6. Go Meat-Free: When I really sat down and looked down at our budget, I realized that eating vegan on Wednesdays and Fridays was a huge money saver. I can make a meal that will serve for 2 dinners for only $6!! That’s $3/dinner, folks (if you need ideas, try our Thai Quinoa Casserole which has been “pinned” nearly 800 times!). Just make sure not to buy any fake meat or pre-packaged meals– so many chemicals and additives!! If you are only going vegan for a day or two a week, it doesn’t need to be fancy, complicated or expensive. Quinoa and nuts provide a TON of good protein, and you might not even realize you didn’t use meat or dairy.
7. Use “Fillers”: No, not the hotdog kind 🙂 With 3 hungry man-sized portions at stake for each meal, I have to make it stretch (or double our grocery bill!). Although Paleo fanatics would not agree (starches=evil), you can add rice, potatoes or rice pasta to almost any meal to stretch it. I can’t have potatoes, but sweet potatoes do the trick. For 50 cents more at Trader Joe’s, you can buy the more nutritious quinoa pasta, or just add quinoa (well rinsed, it doesn’t bother most tummies, which is why Paleo followers are on the fence about it). Spending an additional dollar or two on adding these things can make a 4 serving meal into an 8 serving meal.
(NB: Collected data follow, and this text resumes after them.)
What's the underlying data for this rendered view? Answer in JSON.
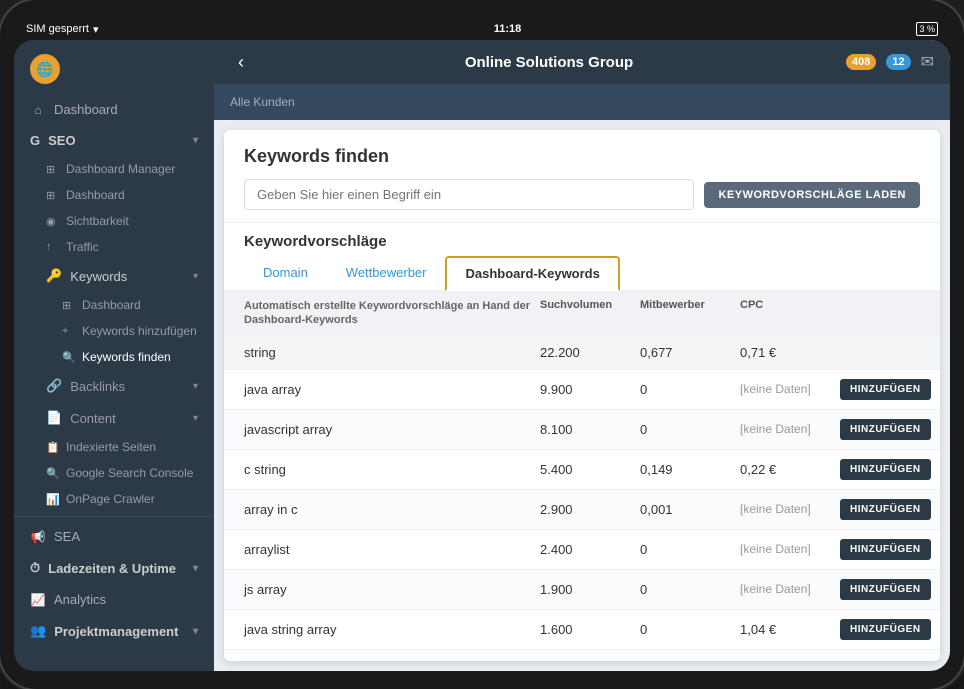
{
  "status_bar": {
    "sim": "SIM gesperrt",
    "wifi_icon": "📶",
    "time": "11:18",
    "battery": "3 %"
  },
  "top_bar": {
    "title": "Online Solutions Group",
    "back_label": "‹",
    "notification_count": "408",
    "notification_count2": "12",
    "sub_nav": "Alle Kunden"
  },
  "sidebar": {
    "dashboard_label": "Dashboard",
    "seo_label": "SEO",
    "items": [
      {
        "id": "dashboard-manager",
        "label": "Dashboard Manager",
        "icon": "⊞"
      },
      {
        "id": "dashboard",
        "label": "Dashboard",
        "icon": "⊞"
      },
      {
        "id": "sichtbarkeit",
        "label": "Sichtbarkeit",
        "icon": "👁"
      },
      {
        "id": "traffic",
        "label": "Traffic",
        "icon": "↑"
      },
      {
        "id": "keywords",
        "label": "Keywords",
        "icon": "🔑",
        "has_chevron": true
      },
      {
        "id": "keywords-dashboard",
        "label": "Dashboard",
        "icon": "⊞"
      },
      {
        "id": "keywords-hinzufuegen",
        "label": "Keywords hinzufügen",
        "icon": "+"
      },
      {
        "id": "keywords-finden",
        "label": "Keywords finden",
        "icon": "🔍",
        "active": true
      },
      {
        "id": "backlinks",
        "label": "Backlinks",
        "icon": "🔗",
        "has_chevron": true
      },
      {
        "id": "content",
        "label": "Content",
        "icon": "📄",
        "has_chevron": true
      },
      {
        "id": "indexierte-seiten",
        "label": "Indexierte Seiten",
        "icon": "📋"
      },
      {
        "id": "google-search",
        "label": "Google Search Console",
        "icon": "🔍"
      },
      {
        "id": "onpage-crawler",
        "label": "OnPage Crawler",
        "icon": "📊"
      },
      {
        "id": "sea",
        "label": "SEA",
        "icon": "📢"
      },
      {
        "id": "ladezeiten",
        "label": "Ladezeiten & Uptime",
        "icon": "⏱",
        "has_chevron": true
      },
      {
        "id": "analytics",
        "label": "Analytics",
        "icon": "📈"
      },
      {
        "id": "projektmanagement",
        "label": "Projektmanagement",
        "icon": "👥",
        "has_chevron": true
      }
    ]
  },
  "keywords_finden": {
    "title": "Keywords finden",
    "search_placeholder": "Geben Sie hier einen Begriff ein",
    "load_button": "KEYWORDVORSCHLÄGE LADEN",
    "section_title": "Keywordvorschläge",
    "tabs": [
      {
        "id": "domain",
        "label": "Domain",
        "active": false
      },
      {
        "id": "wettbewerber",
        "label": "Wettbewerber",
        "active": false
      },
      {
        "id": "dashboard-keywords",
        "label": "Dashboard-Keywords",
        "active": true
      }
    ],
    "table_headers": {
      "keyword": "Automatisch erstellte Keywordvorschläge an Hand der Dashboard-Keywords",
      "suchvolumen": "Suchvolumen",
      "mitbewerber": "Mitbewerber",
      "cpc": "CPC"
    },
    "rows": [
      {
        "keyword": "string",
        "suchvolumen": "22.200",
        "mitbewerber": "0,677",
        "cpc": "0,71 €",
        "show_btn": false
      },
      {
        "keyword": "java array",
        "suchvolumen": "9.900",
        "mitbewerber": "0",
        "cpc": "[keine Daten]",
        "show_btn": true
      },
      {
        "keyword": "javascript array",
        "suchvolumen": "8.100",
        "mitbewerber": "0",
        "cpc": "[keine Daten]",
        "show_btn": true
      },
      {
        "keyword": "c string",
        "suchvolumen": "5.400",
        "mitbewerber": "0,149",
        "cpc": "0,22 €",
        "show_btn": true
      },
      {
        "keyword": "array in c",
        "suchvolumen": "2.900",
        "mitbewerber": "0,001",
        "cpc": "[keine Daten]",
        "show_btn": true
      },
      {
        "keyword": "arraylist",
        "suchvolumen": "2.400",
        "mitbewerber": "0",
        "cpc": "[keine Daten]",
        "show_btn": true
      },
      {
        "keyword": "js array",
        "suchvolumen": "1.900",
        "mitbewerber": "0",
        "cpc": "[keine Daten]",
        "show_btn": true
      },
      {
        "keyword": "java string array",
        "suchvolumen": "1.600",
        "mitbewerber": "0",
        "cpc": "1,04 €",
        "show_btn": true
      }
    ],
    "add_btn_label": "HINZUFÜGEN"
  }
}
8. Make a Plan: I once heard the saying, “Fail to Plan, Plan to Fail.” For me in our meal planning, this is SO true. Back before I meal planned, we ate out a LOT, simply because the evening would sneak up on us and before we knew it, we were hungry. When I go to the grocery store without a super itemized list, I always spend at least $40 more (no matter how hard I try!). I know ahead of time what I want to pay for different things like meat, pasta and veggies, so I add it up ahead of time to get a rough estimate. If the number is higher than I want, I spend an extra 5 minutes tweaking the meal plan to get things in order.
Likewise, make sure to plan enough time for grocery shopping, and don’t do it when you’re cranky or worn out. I go into my grocery shopping time like I am playing chess. The moment I am not concentrating or I get exhausted, I end up paying more “just to save time” or because it “looks so yummy!”. Taking that extra trip to a different store, however inconvenient, could save $10-20 per trip– something that would equal $40-80 more per month.
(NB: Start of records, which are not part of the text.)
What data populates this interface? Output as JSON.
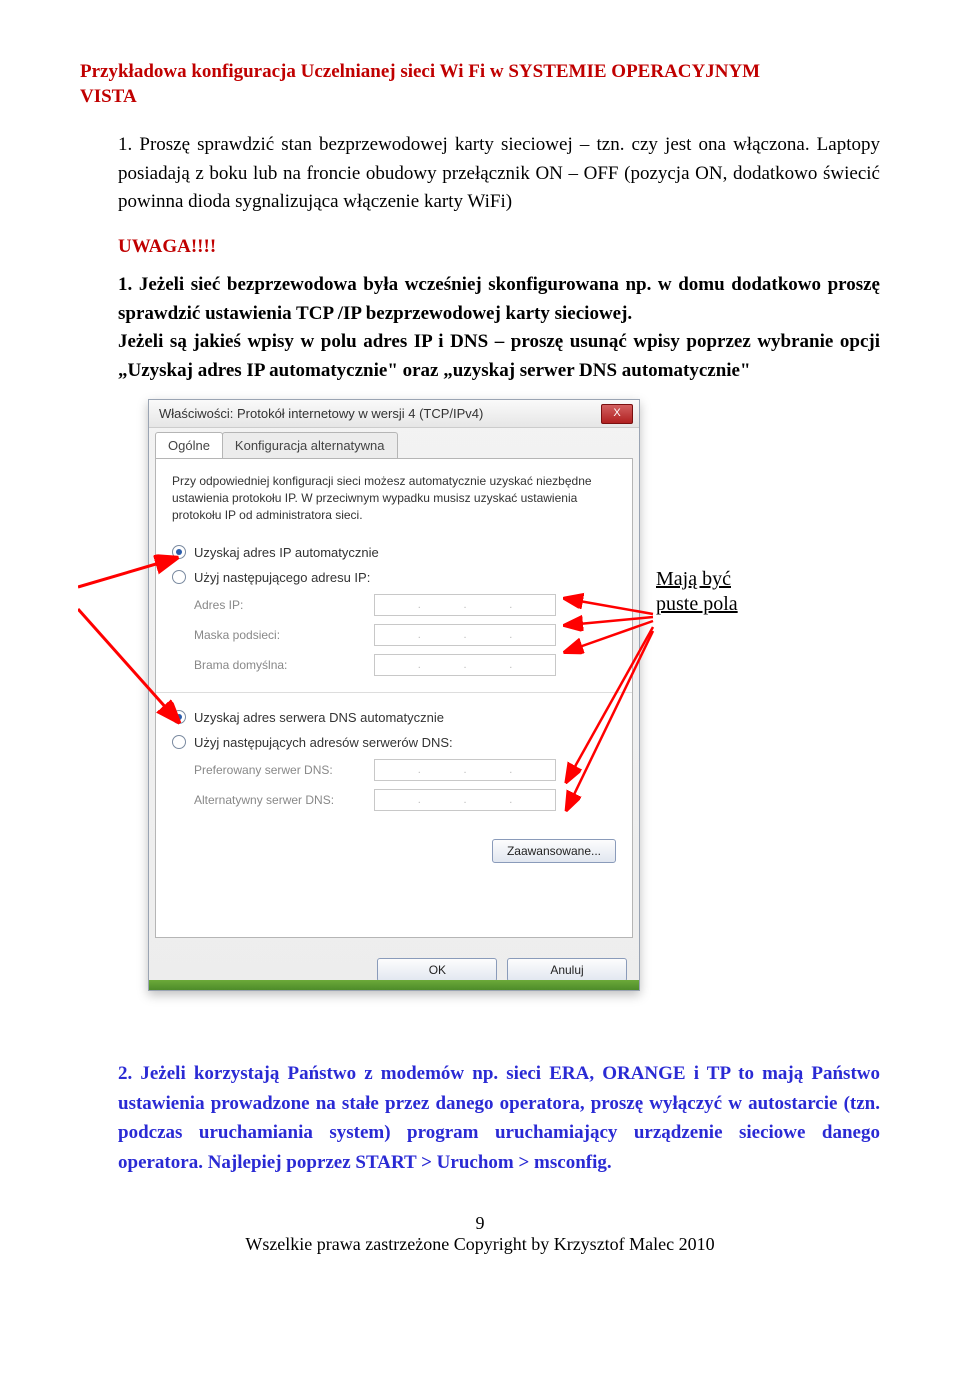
{
  "header": {
    "line1": "Przykładowa konfiguracja Uczelnianej sieci Wi Fi  w SYSTEMIE OPERACYJNYM",
    "line2": "VISTA"
  },
  "item1": {
    "num": "1.",
    "text": "Proszę sprawdzić stan bezprzewodowej karty sieciowej – tzn. czy jest ona włączona. Laptopy posiadają z boku lub na froncie obudowy przełącznik ON – OFF (pozycja ON, dodatkowo świecić powinna dioda sygnalizująca włączenie karty WiFi)"
  },
  "uwaga": "UWAGA!!!!",
  "sub1": {
    "prefix": "1. Jeżeli sieć bezprzewodowa była wcześniej skonfigurowana np. w domu dodatkowo proszę sprawdzić ustawienia TCP /IP bezprzewodowej karty sieciowej."
  },
  "sub2": "Jeżeli są jakieś wpisy w polu adres IP i DNS – proszę usunąć wpisy poprzez wybranie opcji „Uzyskaj adres IP automatycznie\" oraz „uzyskaj serwer DNS automatycznie\"",
  "dialog": {
    "title": "Właściwości: Protokół internetowy w wersji 4 (TCP/IPv4)",
    "close": "X",
    "tab_general": "Ogólne",
    "tab_alt": "Konfiguracja alternatywna",
    "description": "Przy odpowiedniej konfiguracji sieci możesz automatycznie uzyskać niezbędne ustawienia protokołu IP. W przeciwnym wypadku musisz uzyskać ustawienia protokołu IP od administratora sieci.",
    "radio_ip_auto": "Uzyskaj adres IP automatycznie",
    "radio_ip_manual": "Użyj następującego adresu IP:",
    "label_ip": "Adres IP:",
    "label_mask": "Maska podsieci:",
    "label_gateway": "Brama domyślna:",
    "radio_dns_auto": "Uzyskaj adres serwera DNS automatycznie",
    "radio_dns_manual": "Użyj następujących adresów serwerów DNS:",
    "label_pref_dns": "Preferowany serwer DNS:",
    "label_alt_dns": "Alternatywny serwer DNS:",
    "btn_advanced": "Zaawansowane...",
    "btn_ok": "OK",
    "btn_cancel": "Anuluj"
  },
  "annotation": {
    "line1": "Mają być",
    "line2": "puste pola"
  },
  "item2": "2. Jeżeli korzystają Państwo z modemów np. sieci ERA, ORANGE i  TP to mają Państwo ustawienia prowadzone  na stałe przez danego operatora, proszę wyłączyć w autostarcie (tzn. podczas uruchamiania system) program uruchamiający urządzenie sieciowe danego operatora. Najlepiej poprzez START > Uruchom > msconfig.",
  "page_num": "9",
  "copyright": "Wszelkie prawa zastrzeżone Copyright by Krzysztof Malec  2010"
}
Usually this means I don’t take the kids with me to the store, since I end up concentrating on them instead of my “grocery chess game”. Lately, however, I’ve started taking Gregory because we get a little date out of it, and he gets super involved and stoked about each deal. Sometimes he even cheers me on!
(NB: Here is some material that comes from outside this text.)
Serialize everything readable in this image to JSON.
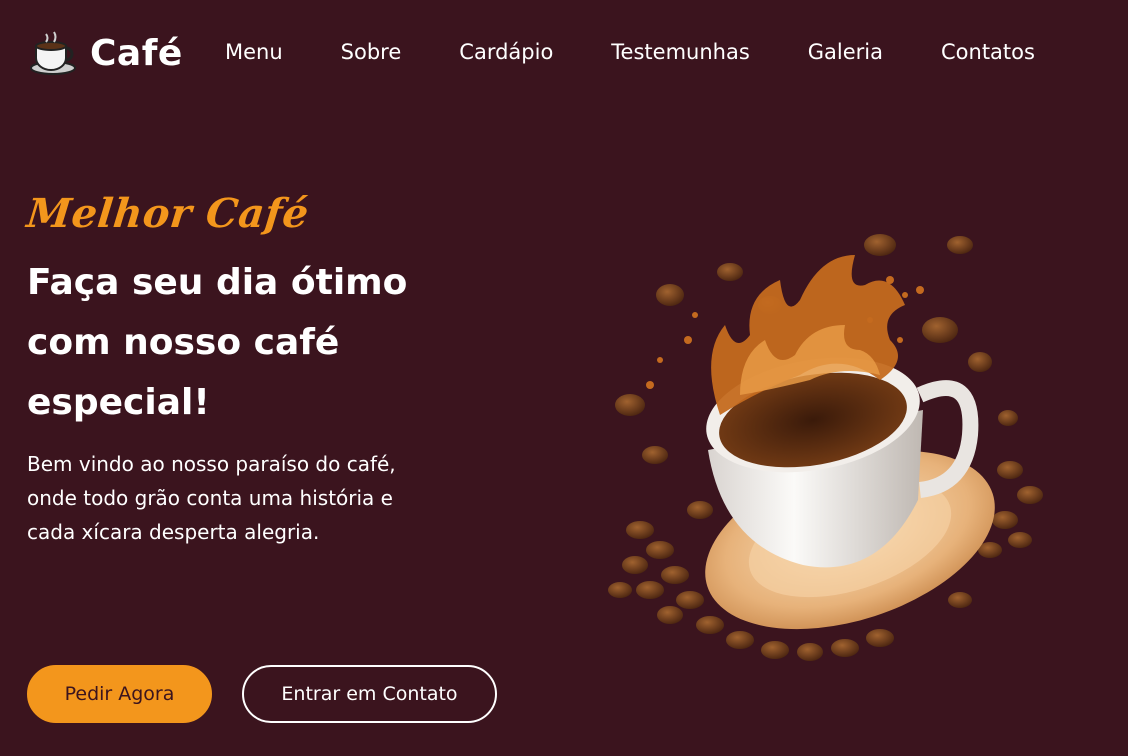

9. Know Your Stores: This probably goes with the last point. I make sure to go to my grocery stores in the right order, so that if I forgo buying something at one because it’s “too expensive”, I can get it at the next place. For me, I always start at Sprouts, Natural Grocers or Whole Foods (depending on my mood, haha!) and get my organic meat and a few gluten free products. I end at either Trader Joe’s or Aldi, and if there’s STILL something I didn’t grab (specialty), we grab it later at Kroger/Vons/Albertsons.
10. Grow Whatever You Can: I left this one for last, since lots of people don’t have room for a huge garden or orchard. When we had a garden bed in CA, without hardly any gardening know-how I was able to grow enough lettuce for months worth of salads, along with hundreds of cherry tomatoes. My parents had an apple and pear tree in their backyard, and it used to produce enough fruit in season to can and save for an entire year– not that we ever fully took advantage of this, but it’s true that just one or two fruit trees can take care of an entire family.
And, there you have it! The little things I’ve done along the way to keep our meals organic AND budget friendly! If anyone has any additional tips, please feel free to comment and I will add them to the list (giving you the credit, of course 🙂 ). Happy grocery shopping!